The Justice Department is wedded to its FCPA Corporate Enforcement Policy (excuse me for the use of “wedded,” we recently celebrated our son’s wedding).  Nonetheless, DOJ has to adjust its Policy in response to experience and feedback.  That is a good thing and one that helps to ensure that the Policy is predictable and consistent in its application.

I am convinced that the FCPA Corporate Enforcement Policy is settling into an effective statement and balancing of competing interests.  It has been a fairly straightforward process over the last ten to fifteen years for the Justice Department to arrive at its current state. 

My conclusions rests on several important indicators – the Policy was “expanded” to cover merger and acquisition situations, and has been cited as guidance for resolution of other corporate enforcement actions involving offenses outside the FCPA realm.  So, for now, the FCPA policy guides criminal investigation and enforcement for money laundering, criminal sanctions and export control violations, corporate fraud and other criminal offenses within DOJ’s purview.

In a recent announcement, on March 8, 2019, DOJ announced several revisions to its Policy.  The revisions include a number of changes – the most significant is the relaxation of its prohibition on ephemeral messaging systems.  The revised Policy also clarifies DOJ’s handling of de-confliction and reinforces its earlier pronouncement that the Policy applies to companies involved in merger and acquisition transactions.

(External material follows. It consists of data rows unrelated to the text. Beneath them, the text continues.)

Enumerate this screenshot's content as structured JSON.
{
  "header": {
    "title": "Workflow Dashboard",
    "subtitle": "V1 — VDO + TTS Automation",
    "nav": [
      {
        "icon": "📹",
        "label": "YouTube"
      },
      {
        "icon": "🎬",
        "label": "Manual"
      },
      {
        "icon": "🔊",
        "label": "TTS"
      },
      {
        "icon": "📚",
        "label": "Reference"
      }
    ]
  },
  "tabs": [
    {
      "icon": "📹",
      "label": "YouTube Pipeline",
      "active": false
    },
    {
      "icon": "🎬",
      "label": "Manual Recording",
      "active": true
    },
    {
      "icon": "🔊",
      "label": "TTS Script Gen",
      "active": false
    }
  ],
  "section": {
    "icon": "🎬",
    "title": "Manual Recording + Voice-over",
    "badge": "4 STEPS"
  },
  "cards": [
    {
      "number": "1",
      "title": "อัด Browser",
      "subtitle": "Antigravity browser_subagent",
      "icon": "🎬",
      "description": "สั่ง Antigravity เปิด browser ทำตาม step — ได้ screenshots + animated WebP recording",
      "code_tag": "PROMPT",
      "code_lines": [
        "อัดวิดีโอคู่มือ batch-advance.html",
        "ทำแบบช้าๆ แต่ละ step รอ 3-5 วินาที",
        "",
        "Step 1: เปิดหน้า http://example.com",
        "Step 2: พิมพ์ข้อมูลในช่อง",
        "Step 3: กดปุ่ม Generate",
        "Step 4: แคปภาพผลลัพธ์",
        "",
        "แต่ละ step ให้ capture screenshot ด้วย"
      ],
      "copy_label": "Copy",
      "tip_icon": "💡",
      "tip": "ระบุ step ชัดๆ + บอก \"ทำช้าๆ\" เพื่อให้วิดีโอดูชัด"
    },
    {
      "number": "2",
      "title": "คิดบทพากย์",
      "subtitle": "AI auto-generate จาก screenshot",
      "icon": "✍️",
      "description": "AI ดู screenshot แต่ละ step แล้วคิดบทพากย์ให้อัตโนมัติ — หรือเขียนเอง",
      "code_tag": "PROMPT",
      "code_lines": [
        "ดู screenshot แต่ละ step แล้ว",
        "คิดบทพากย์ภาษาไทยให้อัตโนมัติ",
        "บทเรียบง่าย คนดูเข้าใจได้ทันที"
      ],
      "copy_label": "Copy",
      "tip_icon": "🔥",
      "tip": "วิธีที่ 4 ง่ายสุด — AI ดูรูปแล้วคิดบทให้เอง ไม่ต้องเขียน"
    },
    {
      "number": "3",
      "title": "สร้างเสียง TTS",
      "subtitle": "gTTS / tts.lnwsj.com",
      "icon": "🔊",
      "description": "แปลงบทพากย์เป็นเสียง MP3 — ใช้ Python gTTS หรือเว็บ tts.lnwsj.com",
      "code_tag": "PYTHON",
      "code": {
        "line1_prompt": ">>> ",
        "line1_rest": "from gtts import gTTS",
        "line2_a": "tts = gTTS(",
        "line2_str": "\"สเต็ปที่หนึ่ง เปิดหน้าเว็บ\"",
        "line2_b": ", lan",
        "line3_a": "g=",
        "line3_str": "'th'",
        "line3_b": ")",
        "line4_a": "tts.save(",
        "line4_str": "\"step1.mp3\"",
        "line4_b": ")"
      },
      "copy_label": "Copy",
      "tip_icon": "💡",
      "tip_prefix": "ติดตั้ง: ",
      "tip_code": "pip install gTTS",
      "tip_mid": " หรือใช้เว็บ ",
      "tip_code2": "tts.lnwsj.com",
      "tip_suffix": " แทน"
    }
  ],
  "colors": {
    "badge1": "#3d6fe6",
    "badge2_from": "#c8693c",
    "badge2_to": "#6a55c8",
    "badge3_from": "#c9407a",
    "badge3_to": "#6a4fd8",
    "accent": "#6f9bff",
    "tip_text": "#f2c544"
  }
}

The FCPA Corporate Enforcement Policy, which was adopted in November 2017, and is set out in the Justice Manual, the internal document that sets forth policies and procedures applicable to federal prosecutions.  The Policy provides companies with a presumption that it was receive a declination if the company voluntarily self-discloses, fully cooperates and timely and appropriately remediates (assuming that no aggravating factors are present, e.g. recidivist, senior official involvement).

As part of the required remediation, companies had to prohibit employees from “using software that generates but does not appropriately retain business records or communications.”  In response to the burdensome nature of this requirement, DOJ prosecutors heard concerns about the application of this restriction.  As a result, DOJ revised its Policy to require companies to “implement appropriate guidance  and controls on the use of personal communications and ephemeral messaging platforms that undermine the company y’s ability to appropriately retain business records or communications or otherwise comply with the company’s document retention policies or legal obligations.”

DOJ’s original Policy prohibition ignored the real-world application of ephemeral messaging systems, such as WhatsApp, which are routinely used by business employees.  The prohibition was unrealistic given the business reality of current communications systems.  The new Policy provides greater flexibility to companies to account for their respective document retention policy and legal requirements.

DOJ also modified its requirement that a company seeking to fully cooperate must ensure that it de-conflicts any plan to interview or investigate persons with the Justice Department so that it does not conflict with or harm the Justice Department’s investigative actions.  DOJ clarified that the “de-confliction” requirement had limited scope and was not intended to inject DOJ oversight or direction of a company’s internal investigation.

The revised Policy also incorporated prior announcements by DOJ that companies involved in merger and acquisition due diligence or post-acquisition integration efforts can avail themselves of the Policy in the event that they uncover misconduct.  In other words, a company that discovers foreign bribery during the pre-closing due diligence or post-acquisition audit, can earn a declination if it voluntarily discloses the conduct, fully cooperates and implements a robust anti-corruption compliance program in the acquired company.  DOJ emphasized that it wants to encourage companies with strong corporate cultures of compliance to move forward with an acquisition of a company that may have legacy FCPA compliance issues.